Ceramah agama bertajuk “Islam Sebagai Agama Damai” ini disampaikan oleh Ustadz Rosidin yang diikuti sekitar 30 orang, 2 laki-laki dan 28 perempuan dari muali pukul 13-30-15.00 WIB, Sabtu, 11 Mei 2019. Dari pengajian inilah, Mustiyanto dan Khaeruddin berencama memulai kembali pengajian satu bulan sekali. Namun setelah berjalan lebih dari dua bulan atas usulan peserta lain pengajian dilaksanakan setiap dua minggu sekali mengingat antusias peserta semakin meningkat dari 40 sampai 75 orang. Ceramah agama di Desa Grogol dari bulan Mei 2019 sampai akhir Maret 2020 sudah dilaksanakan 18 kali.
Selain itu, Mustiyanto bersama warga lain menginisiasi berbagai macam kegiatan dalam rangka memperingati 17 Agustus 2019. Awal pembentukan panitia, Mustiyanto dan Khaerudin mengundang beberapa perwakilan RT/RW. Dalam pertemuan itu disepakati untuk mengadakan lomba kampung bersih dan lomba hias sepeda dengan tema “Groggol Cinta Damai” dan refleksi kemerdekan pada malam hari.
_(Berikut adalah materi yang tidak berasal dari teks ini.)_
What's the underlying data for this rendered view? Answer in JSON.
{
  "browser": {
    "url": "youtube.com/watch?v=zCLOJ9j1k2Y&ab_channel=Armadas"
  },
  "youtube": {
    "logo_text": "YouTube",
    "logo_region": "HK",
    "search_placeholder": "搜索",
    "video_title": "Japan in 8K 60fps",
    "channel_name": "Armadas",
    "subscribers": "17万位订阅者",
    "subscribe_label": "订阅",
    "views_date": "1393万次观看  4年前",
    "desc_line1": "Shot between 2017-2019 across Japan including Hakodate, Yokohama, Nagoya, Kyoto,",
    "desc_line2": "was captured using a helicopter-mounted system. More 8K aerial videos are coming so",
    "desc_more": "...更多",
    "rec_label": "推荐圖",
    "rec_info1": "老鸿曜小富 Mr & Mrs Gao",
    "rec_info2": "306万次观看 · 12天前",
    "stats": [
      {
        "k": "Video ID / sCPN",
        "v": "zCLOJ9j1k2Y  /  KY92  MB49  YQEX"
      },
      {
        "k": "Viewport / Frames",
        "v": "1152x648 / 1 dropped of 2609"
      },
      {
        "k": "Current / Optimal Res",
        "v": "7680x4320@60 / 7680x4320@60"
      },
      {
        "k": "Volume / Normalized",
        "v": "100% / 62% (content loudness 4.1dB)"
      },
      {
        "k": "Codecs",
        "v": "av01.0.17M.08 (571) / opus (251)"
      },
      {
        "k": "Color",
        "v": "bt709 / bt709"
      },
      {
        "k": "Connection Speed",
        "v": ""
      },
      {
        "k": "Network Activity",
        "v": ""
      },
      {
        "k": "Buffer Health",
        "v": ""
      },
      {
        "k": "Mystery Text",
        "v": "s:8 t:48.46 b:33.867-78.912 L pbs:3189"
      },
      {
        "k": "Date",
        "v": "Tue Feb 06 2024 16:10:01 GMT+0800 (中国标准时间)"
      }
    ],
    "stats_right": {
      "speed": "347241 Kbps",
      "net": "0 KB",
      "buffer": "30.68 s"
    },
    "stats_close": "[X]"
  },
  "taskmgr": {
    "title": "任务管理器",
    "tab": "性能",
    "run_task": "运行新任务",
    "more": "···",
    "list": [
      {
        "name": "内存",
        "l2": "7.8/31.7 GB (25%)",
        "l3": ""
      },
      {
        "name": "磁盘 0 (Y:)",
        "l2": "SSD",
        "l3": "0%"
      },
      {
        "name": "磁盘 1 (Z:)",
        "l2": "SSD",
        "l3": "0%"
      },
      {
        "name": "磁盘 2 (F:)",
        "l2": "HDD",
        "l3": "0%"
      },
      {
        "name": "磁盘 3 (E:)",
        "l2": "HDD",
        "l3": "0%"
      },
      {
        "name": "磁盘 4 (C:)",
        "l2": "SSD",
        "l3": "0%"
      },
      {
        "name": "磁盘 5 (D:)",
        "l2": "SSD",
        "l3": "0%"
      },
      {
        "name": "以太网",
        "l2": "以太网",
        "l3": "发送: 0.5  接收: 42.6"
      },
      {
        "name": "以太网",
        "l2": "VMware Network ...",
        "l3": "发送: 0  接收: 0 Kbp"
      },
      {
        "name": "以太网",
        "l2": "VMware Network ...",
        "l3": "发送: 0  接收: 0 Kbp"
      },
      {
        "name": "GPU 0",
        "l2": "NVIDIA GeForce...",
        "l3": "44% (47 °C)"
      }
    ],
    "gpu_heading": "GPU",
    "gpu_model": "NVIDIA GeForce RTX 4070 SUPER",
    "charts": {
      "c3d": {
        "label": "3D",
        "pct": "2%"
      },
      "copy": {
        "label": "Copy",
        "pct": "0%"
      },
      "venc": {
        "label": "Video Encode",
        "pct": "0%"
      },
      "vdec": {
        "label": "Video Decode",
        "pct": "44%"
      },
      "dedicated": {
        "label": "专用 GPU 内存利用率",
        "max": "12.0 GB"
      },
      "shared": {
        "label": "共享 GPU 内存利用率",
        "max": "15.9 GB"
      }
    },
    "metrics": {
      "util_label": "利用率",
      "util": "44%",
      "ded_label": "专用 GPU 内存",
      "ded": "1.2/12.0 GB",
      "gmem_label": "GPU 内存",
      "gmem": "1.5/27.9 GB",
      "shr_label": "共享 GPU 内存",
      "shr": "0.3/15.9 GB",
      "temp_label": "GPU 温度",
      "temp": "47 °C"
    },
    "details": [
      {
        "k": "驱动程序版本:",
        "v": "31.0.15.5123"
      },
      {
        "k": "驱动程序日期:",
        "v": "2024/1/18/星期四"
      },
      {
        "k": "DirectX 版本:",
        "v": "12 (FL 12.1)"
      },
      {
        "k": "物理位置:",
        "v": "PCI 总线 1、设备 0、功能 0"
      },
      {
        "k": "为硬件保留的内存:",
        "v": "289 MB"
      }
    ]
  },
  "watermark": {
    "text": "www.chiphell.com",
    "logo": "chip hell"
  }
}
Ada sekitar 70 lebih warga terlibat dalam lomba hias sepeda. Bukan hanya anak-anak saja yang terlibat, tapi ada pemuda/i, dan juga ibu-ibu. Malam dilanjut dengan refleksi hari kemerdekaan yang diisi oleh KH. Zuhri Adnan (Ketua LDNU Cirebon) dengan tema Islam dan Kebangsaan yang diikuti sekitar 133 warga (93 perempuan dan 40 laki-laki).
Adapun pertemuan yang berkaitan dengan inisiatif pencegahan kekerasan (IPK) telah disampaikan kepada warga Desa Grogol terhitung sejak bulan April 2019-Oktober 2020. Total keseluruhan kegiatan IPK yang sudah dilaksanakan yaitu 44 dengan berbagai macam kegiatan, seperti ceramah keagamaan, rembug warga, pelatihan, studi banding ke Komunitas Tanoker Jember, seminar, audiensi, workshop, pertemuan jaringan, pelatihan video kreatif dan terakhir pertemuan zoom update situasi sosial keagamaan di desa.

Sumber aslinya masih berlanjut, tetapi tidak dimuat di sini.